Anche in quel caso però non ho pianto né mi sono disperato tanto che non sono andato alla veglia perché mi vergognavo a mostrarmi impassibile proprio io che gli ero più vicino quando tutti erano disperati e in lacrime.
Che significa leggermente turbato?
23-09-2016 11:56
OhNo!
Re: Rapporto con la morte dell'altro

Credo, anche se ovviamente non posso dirlo con certezza, che le morti altrui lascino indifferente una larghissima fetta della popolazione. Mi sembra anche abbastanza ovvio tutto sommato, non c'è vera vicinanza emotiva. Tutte le manifestazioni di cordoglio sono di facciata, ma interiormente la sofferenza è quasi assente, al massimo scompare dopo un lasso di tempo molto breve.
23-09-2016 11:44
Antonius Block
Re: Rapporto con la morte dell'altro

La morte è una cosa che mi lascia totalmente indifferente.
Non mi sono mai strappato i capelli per stragi lontane così come non l'ho mai fatto neanche per quelle vicine (vedi terremoto ad Amatrice).
Sono rimasto indifferente anche alla morte di parenti strettissimi come 3 nonni di cui una che viveva dentro casa e una zia ancora giovane che abitava nalla casa a fianco.
Sono rimasto leggermente turbato solo quando si è suicidato il mio migliore (e allora unico vero) amico e compagno di banco per 6 anni.
Anche in quel caso però non ho pianto né mi sono disperato tanto che non sono andato alla veglia perché mi vergognavo a mostrarmi impassibile proprio io che gli ero più vicino quando tutti erano disperati e in lacrime.

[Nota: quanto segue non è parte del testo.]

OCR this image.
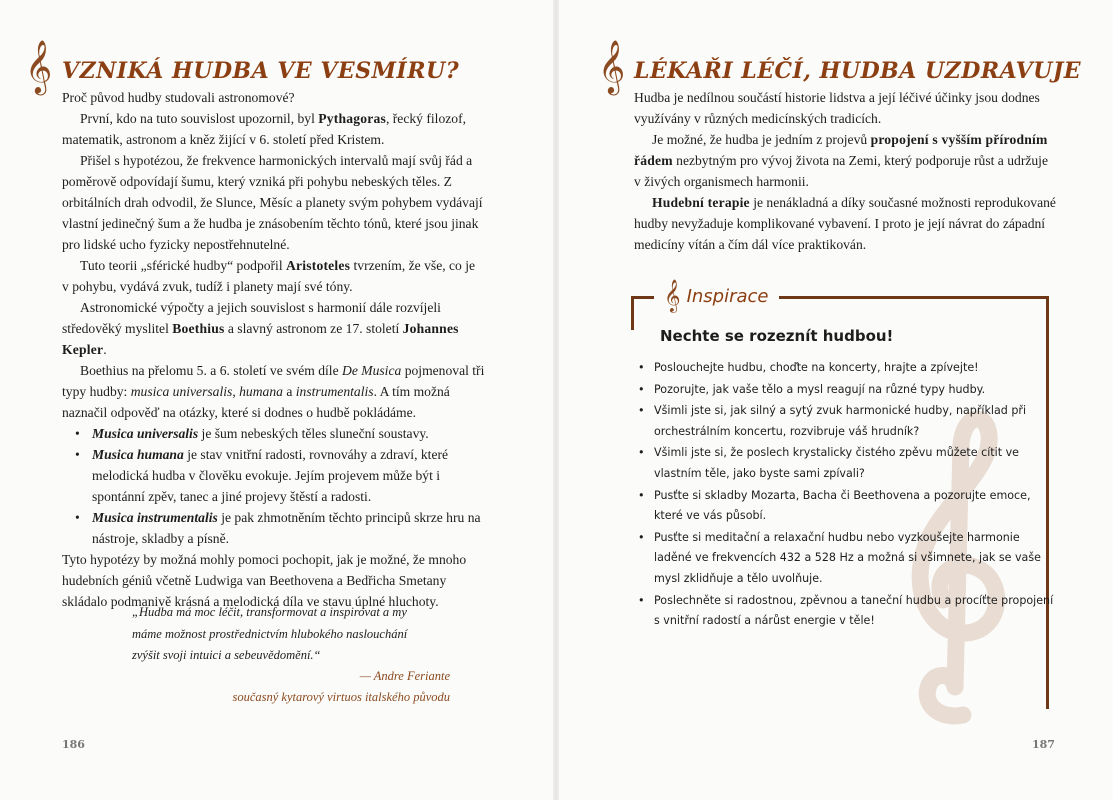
𝄞 VZNIKÁ HUDBA VE VESMÍRU?

Proč původ hudby studovali astronomové?

První, kdo na tuto souvislost upozornil, byl Pythagoras, řecký filozof, matematik, astronom a kněz žijící v 6. století před Kristem.

Přišel s hypotézou, že frekvence harmonických intervalů mají svůj řád a poměrově odpovídají šumu, který vzniká při pohybu nebeských těles. Z orbitálních drah odvodil, že Slunce, Měsíc a planety svým pohybem vydávají vlastní jedinečný šum a že hudba je znásobením těchto tónů, které jsou jinak pro lidské ucho fyzicky nepostřehnutelné.

Tuto teorii „sférické hudby“ podpořil Aristoteles tvrzením, že vše, co je v pohybu, vydává zvuk, tudíž i planety mají své tóny.

Astronomické výpočty a jejich souvislost s harmonií dále rozvíjeli středověký myslitel Boethius a slavný astronom ze 17. století Johannes Kepler.

Boethius na přelomu 5. a 6. století ve svém díle De Musica pojmenoval tři typy hudby: musica universalis, humana a instrumentalis. A tím možná naznačil odpověď na otázky, které si dodnes o hudbě pokládáme.

• Musica universalis je šum nebeských těles sluneční soustavy.
• Musica humana je stav vnitřní radosti, rovnováhy a zdraví, které melodická hudba v člověku evokuje. Jejím projevem může být i spontánní zpěv, tanec a jiné projevy štěstí a radosti.
• Musica instrumentalis je pak zhmotněním těchto principů skrze hru na nástroje, skladby a písně.

Tyto hypotézy by možná mohly pomoci pochopit, jak je možné, že mnoho hudebních géniů včetně Ludwiga van Beethovena a Bedřicha Smetany skládalo podmanivě krásná a melodická díla ve stavu úplné hluchoty.

„Hudba má moc léčit, transformovat a inspirovat a my máme možnost prostřednictvím hlubokého naslouchání zvýšit svoji intuici a sebeuvědomění.“
— Andre Feriante
současný kytarový virtuos italského původu
186
𝄞 LÉKAŘI LÉČÍ, HUDBA UZDRAVUJE

Hudba je nedílnou součástí historie lidstva a její léčivé účinky jsou dodnes využívány v různých medicínských tradicích.

Je možné, že hudba je jedním z projevů propojení s vyšším přírodním řádem nezbytným pro vývoj života na Zemi, který podporuje růst a udržuje v živých organismech harmonii.

Hudební terapie je nenákladná a díky současné možnosti reprodukované hudby nevyžaduje komplikované vybavení. I proto je její návrat do západní medicíny vítán a čím dál více praktikován.

𝄞 Inspirace
Nechte se rozeznít hudbou!
• Poslouchejte hudbu, choďte na koncerty, hrajte a zpívejte!
• Pozorujte, jak vaše tělo a mysl reagují na různé typy hudby.
• Všimli jste si, jak silný a sytý zvuk harmonické hudby, například při orchestrálním koncertu, rozvibruje váš hrudník?
• Všimli jste si, že poslech krystalicky čistého zpěvu můžete cítit ve vlastním těle, jako byste sami zpívali?
• Pusťte si skladby Mozarta, Bacha či Beethovena a pozorujte emoce, které ve vás působí.
• Pusťte si meditační a relaxační hudbu nebo vyzkoušejte harmonie laděné ve frekvencích 432 a 528 Hz a možná si všimnete, jak se vaše mysl zklidňuje a tělo uvolňuje.
• Poslechněte si radostnou, zpěvnou a taneční hudbu a procíťte propojení s vnitřní radostí a nárůst energie v těle!
187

Ti consiglio di fare il test sul quoziente di empatia (EQ) e vedere se ti ci rivedi.
23-09-2016 11:28
berserk
Re: Rapporto con la morte dell'altro

Secondo me la spiegazione del tutto si chiarisce nel fatto che è difficile vivere con la morte dietro le spalle,già solo parlarne la pone come una prospettiva lontana da noi.